Власьев в этот момент испытал очередной приступ глухого отчаяния одновременно со злостью. На себя, на Шестакова, на судьбу, вообще на все. С одной стороны, решение ввязаться в совершенно сумасшедшее предприятие нельзя было назвать иначе как временным помрачением рассудка, с другой – он по-прежнему считал, что иначе поступить просто не мог. Накопилась за пятнадцать лет критическая масса ненависти к советскому режиму, когда желание рискнуть головой и, весьма честно признаться, скромным благополучием было уже непреодолимо.
Он представлял, чем кончится для него эта эскапада, как только его довезут до места назначения, или, наоборот, что только и начнется. И все же сохранял надежду, что чудесным образом переродившийся старый товарищ придумает что-то, чтобы его выручить. И стал себе в утешение воображать, как именно все будет выглядеть.
Обычная для каждого нормального человека надежда на благополучный исход в самой безнадежной ситуации.

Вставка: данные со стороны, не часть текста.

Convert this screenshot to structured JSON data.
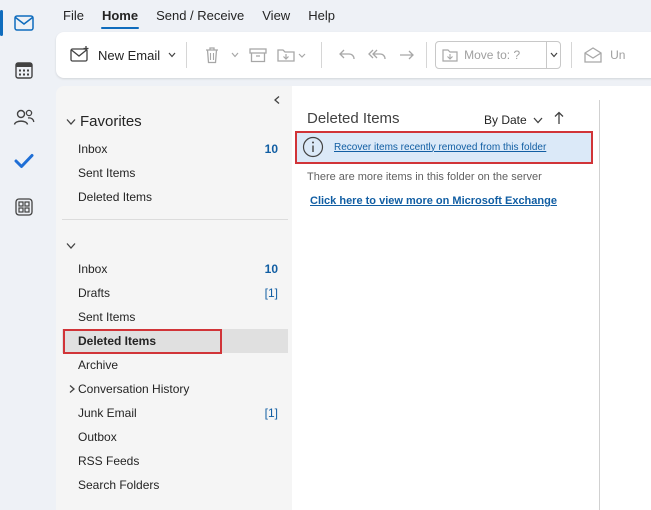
{
  "ribbon": {
    "tabs": [
      {
        "label": "File"
      },
      {
        "label": "Home"
      },
      {
        "label": "Send / Receive"
      },
      {
        "label": "View"
      },
      {
        "label": "Help"
      }
    ],
    "active_tab": "Home"
  },
  "toolbar": {
    "new_email_label": "New Email",
    "move_to_placeholder": "Move to: ?",
    "unread_label": "Un"
  },
  "folders": {
    "favorites_label": "Favorites",
    "favorites": [
      {
        "label": "Inbox",
        "count": "10"
      },
      {
        "label": "Sent Items",
        "count": ""
      },
      {
        "label": "Deleted Items",
        "count": ""
      }
    ],
    "account": [
      {
        "label": "Inbox",
        "count": "10"
      },
      {
        "label": "Drafts",
        "count": "[1]"
      },
      {
        "label": "Sent Items",
        "count": ""
      },
      {
        "label": "Deleted Items",
        "count": ""
      },
      {
        "label": "Archive",
        "count": ""
      },
      {
        "label": "Conversation History",
        "count": ""
      },
      {
        "label": "Junk Email",
        "count": "[1]"
      },
      {
        "label": "Outbox",
        "count": ""
      },
      {
        "label": "RSS Feeds",
        "count": ""
      },
      {
        "label": "Search Folders",
        "count": ""
      }
    ],
    "selected": "Deleted Items"
  },
  "message_list": {
    "title": "Deleted Items",
    "sort_label": "By Date",
    "recover_link": "Recover items recently removed from this folder",
    "more_items_text": "There are more items in this folder on the server",
    "exchange_link": "Click here to view more on Microsoft Exchange"
  },
  "colors": {
    "accent": "#0f6cbd",
    "link": "#115ea3",
    "highlight_border": "#d13438",
    "info_bar": "#dbe9f8"
  }
}
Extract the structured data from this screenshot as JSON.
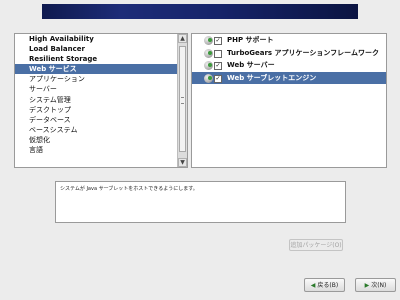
{
  "categories": [
    {
      "label": "High Availability",
      "bold": true,
      "selected": false
    },
    {
      "label": "Load Balancer",
      "bold": true,
      "selected": false
    },
    {
      "label": "Resilient Storage",
      "bold": true,
      "selected": false
    },
    {
      "label": "Web サービス",
      "bold": true,
      "selected": true
    },
    {
      "label": "アプリケーション",
      "bold": false,
      "selected": false
    },
    {
      "label": "サーバー",
      "bold": false,
      "selected": false
    },
    {
      "label": "システム管理",
      "bold": false,
      "selected": false
    },
    {
      "label": "デスクトップ",
      "bold": false,
      "selected": false
    },
    {
      "label": "データベース",
      "bold": false,
      "selected": false
    },
    {
      "label": "ベースシステム",
      "bold": false,
      "selected": false
    },
    {
      "label": "仮想化",
      "bold": false,
      "selected": false
    },
    {
      "label": "言語",
      "bold": false,
      "selected": false
    }
  ],
  "options": [
    {
      "label": "PHP サポート",
      "checked": true,
      "selected": false,
      "icon": "package-icon"
    },
    {
      "label": "TurboGears アプリケーションフレームワーク",
      "checked": false,
      "selected": false,
      "icon": "package-icon"
    },
    {
      "label": "Web サーバー",
      "checked": true,
      "selected": false,
      "icon": "package-icon"
    },
    {
      "label": "Web サーブレットエンジン",
      "checked": true,
      "selected": true,
      "icon": "package-icon"
    }
  ],
  "description": "システムが Java サーブレットをホストできるようにします。",
  "buttons": {
    "optional_packages": "追加パッケージ(O)",
    "back": "戻る(B)",
    "next": "次(N)"
  },
  "colors": {
    "banner": "#16246a",
    "selection": "#4a6fa5"
  }
}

И почти тут же, совершенно в стиле Дюма, ожидаемое случилось.
Шестаков сообразил, каким образом вступить в контакт с товарищем и договориться о дальнейших действиях. Благо оба они служили на царском флоте, где и новобранцев-матросов, и гардемаринов в корпусе учили одинаково хорошо.
Он нащупал носок унта Власьева и начал пальцем выстукивать на нем азбукой Морзе:
– Я здесь. Как понял, ответь.
Власьев испытал не просто вспышку радости от того, что не обманулся в своих ожиданиях и надеждах. У него, словно в скоротечном бою, пошел перебор вариантов – как с наибольшим успехом и эффектом использовать последний шанс.
Заключенные теснились в темном ящике, возились, толкались, вскрикивали и спорили, будто не ждала их в ближайшее время печально известная Владимирская тюрьма, где и эта тесная клетка будет вспоминаться с тоской. Ведь какая-никая, а жизнь пока еще дорога.
Поэтому, приняв сигнал, Власьев ответил так, чтобы и Шестакову понятно было, и в контексте обстановки звучало естественно.
Ткнул локтем в бок соседа:
– Ну, че ты растопырился, понял, нет? Сидим, бля, как кильки в банке. Ни повернуться, ни дух перевести. Что за толпа, ни одного вора с понятием. Или есть? Счас рассветать начнет, будем разбираться или как? – и движением ноги ответил Шестакову, что все понял и ждет дальнейшего.
Пока нарком составлял в уме короткую и емкую фразу, которой следовало сообщить Власьеву линию поведения, откликнулся вроде бы даже мягкий, но ощутимо авторитетный голос из противоположного угла.
– Еще один законник? Кликуху дай.
– Сам назовись, – ответил Власьев. – Мою кликуху, если кто и слышал, так давно в земле лежат. И мы сейчас на смерть едем, если кто не понял еще. Ты из каких?
Человек напротив вдруг смолк. Даже Шестаков слышал, как он задышал неровно. Наверное, понимал в психологии, на своем, конечно, уровне, и тоже уловил дуновение надежды. Или чего-то другого.